Search code examples
pythonpython-3.xoptimizationnltktokenize

NLTK Tokeninizing Optimization


I have an NLTK parsing function that I am using to parse a ~2GB text file of a TREC dataset. The goal for this dataset is tokenize the entire collection, perform some calculations (such as calculating TF-IDF weights, etc), and then to run some queries against our collection to use cosine similarity and return the best results.

As it stands, my program works but takes well over an hour (typically between 44-61 minutes) to run. The timing is broken down as follows:

TOTAL TIME TO COMPLETE: 4487.930628299713
TIME TO GRAB SORTED COSINE SIMS: 35.24157094955444
TIME TO CREATE TFIDF BY DOC: 57.06743311882019
TIME TO CREATE IDF LOOKUP: 0.5097501277923584
TIME TO CREATE INVERTED INDEX: 2.5217013359069824
TIME TO TOKENIZE: 4392.5711488723755

So obviously, the tokenization is accounting for ~98% of the time. I am looking for a way to speed that up.

The tokenization code is below:

def remove_nums(arr): 
    pattern = '[0-9]'  
    arr = [re.sub(pattern, '', i) for i in arr]    
    return arr


def get_words(para):   
    stop_words = list(stopwords.words('english'))    
    words = RegexpTokenizer(r'\w+')
    lower = [word.lower() for word in words.tokenize(para)]
    nopunctuation = [nopunc.translate(str.maketrans('', '', string.punctuation)) for nopunc in lower]
    no_integers = remove_nums(nopunctuation)
    dirty_tokens = [data for data in no_integers if data not in stop_words]
    tokens = [data for data in dirty_tokens if data.strip()]

def driver(file):
   myfile = get_input(file)
    p = r'<P ID=\d+>.*?</P>'       
    paras = RegexpTokenizer(p)   
    document_frequency = collections.Counter()   
    collection_frequency = collections.Counter()   
    all_lists = []    
    currWordCount = 0   
    currList = [] 
    currDocList = []
    all_doc_lists = []
    num_paragraphs = len(paras.tokenize(myfile))  


    print()
    print(" NOW BEGINNING TOKENIZATION ")
    print()
    for para in paras.tokenize(myfile):             
        group_para_id = re.match("<P ID=(\d+)>", para)
        para_id = group_para_id.group(1)       
        tokens = get_words(para)
        tokens = list(set(tokens))     
        collection_frequency.update(tokens)      
        document_frequency.update(set(tokens))       
        para = para.translate(str.maketrans('', '', string.punctuation))     
        currPara = para.lower().split()      
        for token in tokens:          
            currWordCount = currPara.count(token)          
            currList = [token, tuple([para_id, currWordCount])]          
            all_lists.append(currList)

            currDocList = [para_id, tuple([token, currWordCount])]
            all_doc_lists.append(currDocList)

    d = {}
    termfreq_by_doc = {}    
    for key, new_value in all_lists:       
        values = d.setdefault(key, [])       
        values.append(new_value)

    for key, new_value in all_doc_lists:
        values = termfreq_by_doc.setdefault(key, [])
        values.append(new_value)

I am pretty new to optimization, and am looking for some feedback. I did see this post which condemns a lot of my list comprehensions as "evil", but I can't think of a way around what I am doing.
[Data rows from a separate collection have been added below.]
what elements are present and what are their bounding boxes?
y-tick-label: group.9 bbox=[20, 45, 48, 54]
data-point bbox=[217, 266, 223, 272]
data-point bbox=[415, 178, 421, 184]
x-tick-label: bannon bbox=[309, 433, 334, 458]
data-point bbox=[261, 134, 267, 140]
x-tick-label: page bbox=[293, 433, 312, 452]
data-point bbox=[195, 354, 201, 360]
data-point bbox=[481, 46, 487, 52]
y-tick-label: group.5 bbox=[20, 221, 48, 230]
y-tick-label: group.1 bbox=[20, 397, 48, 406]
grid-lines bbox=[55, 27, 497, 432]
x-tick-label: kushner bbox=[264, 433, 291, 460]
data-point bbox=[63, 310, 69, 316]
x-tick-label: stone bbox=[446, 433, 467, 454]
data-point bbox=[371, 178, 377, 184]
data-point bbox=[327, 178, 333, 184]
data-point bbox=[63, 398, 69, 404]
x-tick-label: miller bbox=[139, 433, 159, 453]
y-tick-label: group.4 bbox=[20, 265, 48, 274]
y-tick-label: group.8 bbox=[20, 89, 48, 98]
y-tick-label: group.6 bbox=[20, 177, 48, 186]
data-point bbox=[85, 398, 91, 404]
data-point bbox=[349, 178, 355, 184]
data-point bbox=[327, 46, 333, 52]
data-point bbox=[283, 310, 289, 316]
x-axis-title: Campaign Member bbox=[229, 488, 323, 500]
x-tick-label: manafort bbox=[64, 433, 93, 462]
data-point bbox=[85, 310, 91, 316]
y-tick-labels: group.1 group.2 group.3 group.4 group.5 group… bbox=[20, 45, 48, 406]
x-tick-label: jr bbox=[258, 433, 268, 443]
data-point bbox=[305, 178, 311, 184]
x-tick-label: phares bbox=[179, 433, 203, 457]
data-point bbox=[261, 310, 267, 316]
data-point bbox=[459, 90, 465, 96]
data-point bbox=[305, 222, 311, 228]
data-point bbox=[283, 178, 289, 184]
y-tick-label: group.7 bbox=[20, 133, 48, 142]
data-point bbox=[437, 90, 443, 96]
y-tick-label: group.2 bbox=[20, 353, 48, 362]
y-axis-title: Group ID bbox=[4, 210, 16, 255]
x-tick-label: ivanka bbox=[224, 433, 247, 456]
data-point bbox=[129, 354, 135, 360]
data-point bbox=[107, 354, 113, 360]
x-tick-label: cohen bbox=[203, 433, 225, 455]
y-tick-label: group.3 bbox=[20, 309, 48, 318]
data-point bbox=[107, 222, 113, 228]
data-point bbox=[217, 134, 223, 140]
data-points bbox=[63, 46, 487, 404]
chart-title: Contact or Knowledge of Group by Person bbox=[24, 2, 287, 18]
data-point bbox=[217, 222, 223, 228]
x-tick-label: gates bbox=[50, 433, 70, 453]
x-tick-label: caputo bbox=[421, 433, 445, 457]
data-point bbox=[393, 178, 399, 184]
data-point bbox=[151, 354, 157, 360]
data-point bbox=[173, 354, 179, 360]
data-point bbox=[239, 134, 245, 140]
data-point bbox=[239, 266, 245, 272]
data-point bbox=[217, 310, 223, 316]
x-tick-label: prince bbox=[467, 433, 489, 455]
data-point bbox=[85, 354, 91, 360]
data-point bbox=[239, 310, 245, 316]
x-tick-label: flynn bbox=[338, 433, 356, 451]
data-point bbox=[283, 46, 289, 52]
The code is not well commented, so if for some reason it is not understandable, that is okay. I see other questions on this forum re: speeding up NLTK tokenization without a lot of feedback, so I am hoping for a positive thread about tokenization optimization programming practices.


Solution

  • By: https://codereview.stackexchange.com/users/25834/reinderien

    On: https://codereview.stackexchange.com/questions/230393/tokenizing-sgml-text-for-nltk-analysis

    Regex compilation

    If performance is a concern, this:

    arr = [re.sub(pattern, '', i) for i in arr]
    

    is a problem. You're re-compiling your regex on every function call - and every loop iteration! Instead, move the regex to a re.compile()d symbol outside of the function.

    The same applies to re.match("<P ID=(\d+)>", para). In other words, you should be issuing something like

    group_para_re = re.compile(r"<P ID=(\d+)>")
    

    outside of the loop, and then

    group_para_id = group_para_re.match(para)
    

    inside the loop.

    Premature generator materialization

    That same line has another problem - you're forcing the return value to be a list. Looking at your no_integers usage, you just iterate over it again, so there's no value to holding onto the entire result in memory. Instead, keep it as a generator - replace your brackets with parentheses.

    The same thing applies to nopunctuation.

    Set membership

    stop_words should not be a list - it should be a set. Read about its performance here. Lookup is average O(1), instead of O(n) for a list.

    Variable names

    nopunctuation should be no_punctuation.